Dengue: ¿Cuántos dominicanos más tendrán que morir?

Millizen Uribe

Alex era un niño vivaz y alegre. El mejor estudiante de su clase y el más obediente de sus hermanos. De ahí que sus familiares y profesores tuvieran tantas expectativas con él. “Vas a llegar lejos”, le decían.

Pero el pronóstico falló.
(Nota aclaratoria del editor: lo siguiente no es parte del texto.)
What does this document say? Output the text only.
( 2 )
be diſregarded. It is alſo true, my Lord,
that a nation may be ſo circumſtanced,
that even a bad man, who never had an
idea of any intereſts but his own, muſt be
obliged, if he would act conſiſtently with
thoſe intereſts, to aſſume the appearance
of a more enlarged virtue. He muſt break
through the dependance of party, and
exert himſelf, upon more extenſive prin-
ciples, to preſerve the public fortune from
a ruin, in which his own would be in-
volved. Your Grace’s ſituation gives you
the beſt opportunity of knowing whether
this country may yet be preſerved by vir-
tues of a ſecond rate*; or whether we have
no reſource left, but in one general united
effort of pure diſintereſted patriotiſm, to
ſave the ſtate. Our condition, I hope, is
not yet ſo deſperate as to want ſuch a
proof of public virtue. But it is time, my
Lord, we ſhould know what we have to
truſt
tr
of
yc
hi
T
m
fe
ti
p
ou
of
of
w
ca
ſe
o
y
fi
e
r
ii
A sus 9 años Alex perdió la vida al enfermar de dengue.

Increíblemente, como él son muchos los dominicanos y las dominicanas que pierden su vida por una enfermedad endémica y cuyas causas, períodos de auge y modo de prevención son harto conocidas por las autoridades.

En un país donde el dengue es una enfermedad tan común ningún ciudadano o ciudadana debería morir por este padecimiento.

No obstante, datos de la Organización Panamericana de la Salud (OPS) señalan que el 96 por ciento de las muertes por dengue en el Caribe Hispano ocurre en nuestro país.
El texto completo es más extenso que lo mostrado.